Ele ressaltou, no entanto, que o assunto dos direitos humanos é de "alta relevância" e disse que a necessidade de existir um ministério é discutível. "Se mudar a estrutura, não vai mudar sua importância", pontuou. Segundo Heleno, é preciso mudar a visão estratégica do problema da segurança.

Heleno afirmou que o Brasil vive hoje uma crise moral, ética, econômica e social e está na beira do abismo, com a economia caótica, e que, para sair da situação, é preciso que os governantes também deem bons exemplos. "O governo tem que se pautar em três pilares: honestidade, transparência e austeridade. E esses precisam se apoiar no exemplo". 

Não é a primeira vez que o general tropeça nos conceitos sobre o tema. Em março passado, em entrevista ao portal de direita O Antagonista, o ex-comandante das Forças brasileiras no Haiti afirmou que os direitos humanos foram um entrave para ação militar.

Para Afranio Silva Jardim, professor associado de Direito Processual Penal, o posicionamento de Heleno é aterrador. “Vejam o que diz o general, que será o futuro Ministro da Defesa: quem ele julgar que não é uma pessoa de bem, não terá seus direitos humanos respeitados. Nas suas palavras, disse o General Heleno: ‘direitos humanos apenas para quem se comportar bem’. Isto caracteriza um frontal desrespeito ao que está expresso em nossa Constituição da República e está expresso em diversos tratados e convenções internacionais. Enfim, uma vergonha!”.

Direito de todos os humanos

Ao contrário do que pensa o general, direitos humanos são direitos de todos os humanos. Dizem respeito à garantia de não ser assaltado e morto, de professar a religião que quiser, de abrir um negócio, de ter uma moradia, de não morrer de fome, de poder votar e ser votado, de não ser escravizado, de poder pensar e falar livremente, de não ser preso e morto arbitrariamente pelo Estado, de não ser molestado por sua orientação sexual, identidade, origem ou cor de pele. Mas devido à deformação provocada por políticos escandalosos, líderes espirituais duvidosos e formadores de opinião ruidosos, a população acha que direitos humanos dizem respeito apenas a ''direito de bandido'', esquecendo que o mínimo de dignidade e liberdade do qual desfrutam estão neles previstos.

O mundo, ainda em choque com os horrores da Segunda Guerra Mundial, produziu a Declaração Universal dos Direitos Humanos para tentar evitar que esses horrores se repetissem. De certa forma, com o mesmo objetivo, o Brasil, ainda olhando para as feridas de 21 anos de ditadura militar, sentou-se para escrever a Constituição Federal de 1988 – que não é um documento perfeito, longe disso. Mas, com todos seus defeitos, ousa proteger a dignidade e a liberdade de uma forma que se hoje sentássemos para formula-lo, não conseguiríamos.
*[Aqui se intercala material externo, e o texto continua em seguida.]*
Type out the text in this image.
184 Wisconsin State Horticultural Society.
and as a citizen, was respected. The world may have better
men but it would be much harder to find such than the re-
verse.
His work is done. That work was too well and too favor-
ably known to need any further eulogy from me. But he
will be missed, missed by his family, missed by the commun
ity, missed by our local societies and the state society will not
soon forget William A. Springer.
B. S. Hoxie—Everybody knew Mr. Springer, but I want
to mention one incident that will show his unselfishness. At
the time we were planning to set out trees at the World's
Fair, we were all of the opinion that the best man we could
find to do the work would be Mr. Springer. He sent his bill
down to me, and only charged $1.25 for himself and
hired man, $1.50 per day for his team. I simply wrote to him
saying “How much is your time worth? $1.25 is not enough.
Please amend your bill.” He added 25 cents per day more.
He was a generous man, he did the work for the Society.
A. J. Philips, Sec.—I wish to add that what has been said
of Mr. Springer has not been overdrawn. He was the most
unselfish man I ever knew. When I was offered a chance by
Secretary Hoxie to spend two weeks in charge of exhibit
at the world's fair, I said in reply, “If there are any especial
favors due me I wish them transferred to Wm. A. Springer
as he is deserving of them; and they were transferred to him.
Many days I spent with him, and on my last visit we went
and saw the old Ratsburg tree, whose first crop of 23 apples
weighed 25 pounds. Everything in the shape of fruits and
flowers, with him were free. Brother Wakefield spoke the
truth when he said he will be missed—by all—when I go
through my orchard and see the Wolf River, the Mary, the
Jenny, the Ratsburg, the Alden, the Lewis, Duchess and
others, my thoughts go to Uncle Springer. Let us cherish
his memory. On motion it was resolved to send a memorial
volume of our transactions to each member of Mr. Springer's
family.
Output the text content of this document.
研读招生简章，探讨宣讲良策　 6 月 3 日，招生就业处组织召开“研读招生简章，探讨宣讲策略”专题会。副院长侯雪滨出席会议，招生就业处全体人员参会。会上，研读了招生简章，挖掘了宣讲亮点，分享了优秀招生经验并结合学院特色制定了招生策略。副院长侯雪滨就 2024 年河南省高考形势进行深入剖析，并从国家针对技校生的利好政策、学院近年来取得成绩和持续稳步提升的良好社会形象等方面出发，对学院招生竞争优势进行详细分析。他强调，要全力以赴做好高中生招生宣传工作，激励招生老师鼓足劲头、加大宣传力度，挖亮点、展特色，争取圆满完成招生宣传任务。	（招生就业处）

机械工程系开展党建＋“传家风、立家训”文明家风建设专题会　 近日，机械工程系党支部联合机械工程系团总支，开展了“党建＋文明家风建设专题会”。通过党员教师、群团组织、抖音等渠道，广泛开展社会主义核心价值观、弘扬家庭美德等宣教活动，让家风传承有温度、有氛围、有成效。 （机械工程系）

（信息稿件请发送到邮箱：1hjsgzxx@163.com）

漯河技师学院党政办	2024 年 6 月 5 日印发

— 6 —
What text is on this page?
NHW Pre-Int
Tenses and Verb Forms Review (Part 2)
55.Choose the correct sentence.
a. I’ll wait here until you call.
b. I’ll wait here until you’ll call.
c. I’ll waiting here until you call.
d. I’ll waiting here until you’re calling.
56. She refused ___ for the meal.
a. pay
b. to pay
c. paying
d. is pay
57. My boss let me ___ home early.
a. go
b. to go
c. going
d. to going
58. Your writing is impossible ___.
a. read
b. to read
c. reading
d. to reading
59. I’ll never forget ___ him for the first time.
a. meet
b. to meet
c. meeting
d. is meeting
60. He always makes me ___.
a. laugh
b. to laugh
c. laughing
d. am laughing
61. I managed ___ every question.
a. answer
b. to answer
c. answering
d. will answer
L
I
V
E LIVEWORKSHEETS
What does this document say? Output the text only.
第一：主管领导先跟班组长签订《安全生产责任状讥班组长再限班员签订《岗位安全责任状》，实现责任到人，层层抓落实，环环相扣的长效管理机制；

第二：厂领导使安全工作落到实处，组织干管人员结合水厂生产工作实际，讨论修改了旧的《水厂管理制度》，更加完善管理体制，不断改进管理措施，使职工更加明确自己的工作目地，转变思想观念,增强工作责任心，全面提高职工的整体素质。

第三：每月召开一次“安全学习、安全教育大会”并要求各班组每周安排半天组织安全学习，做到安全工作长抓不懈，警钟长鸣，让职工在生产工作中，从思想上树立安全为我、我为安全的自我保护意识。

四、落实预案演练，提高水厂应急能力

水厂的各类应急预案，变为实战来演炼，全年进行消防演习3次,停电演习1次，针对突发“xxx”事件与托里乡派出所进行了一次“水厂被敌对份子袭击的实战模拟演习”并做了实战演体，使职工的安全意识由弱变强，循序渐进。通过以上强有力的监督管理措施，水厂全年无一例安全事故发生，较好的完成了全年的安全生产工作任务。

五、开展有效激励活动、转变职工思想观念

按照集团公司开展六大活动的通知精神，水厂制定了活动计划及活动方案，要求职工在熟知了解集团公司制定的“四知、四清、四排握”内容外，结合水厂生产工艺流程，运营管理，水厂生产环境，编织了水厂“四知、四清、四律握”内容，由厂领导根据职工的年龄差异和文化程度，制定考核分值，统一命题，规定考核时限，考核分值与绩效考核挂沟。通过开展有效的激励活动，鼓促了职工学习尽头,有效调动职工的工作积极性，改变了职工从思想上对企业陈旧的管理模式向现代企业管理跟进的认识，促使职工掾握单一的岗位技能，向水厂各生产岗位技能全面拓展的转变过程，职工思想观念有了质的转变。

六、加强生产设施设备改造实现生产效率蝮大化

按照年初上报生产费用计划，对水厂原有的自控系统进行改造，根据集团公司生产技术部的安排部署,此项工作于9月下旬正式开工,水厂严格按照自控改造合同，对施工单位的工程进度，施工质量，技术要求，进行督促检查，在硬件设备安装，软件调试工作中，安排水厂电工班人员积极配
É depois de grandes momentos de dor que estamos mais abertos para olhar o futuro e desejar que o sofrimento igual nunca mais se repita. Desde então, não vivemos uma guerra como aquela entre 1939 e 1945, muito menos um período de exceção quanto 1964 e 1985. Acabamos nos acostumando. E esquecendo. E banalizando.

Quase 70 anos após a Declaração Universal dos Direitos Humanos ter sido adotada pela Assembleia Geral das Nações Unidas, há quem grite contra os direitos humanos. Ou peça a volta da ditadura.

“O problema é que parte da geração que ajudou a escrever a Declaração Universal bem como a Constituição de 1988 se esqueceu por completo dos debates que levaram até elas, em nome do poder”, diz o cientista social Leonardo Sakamoto.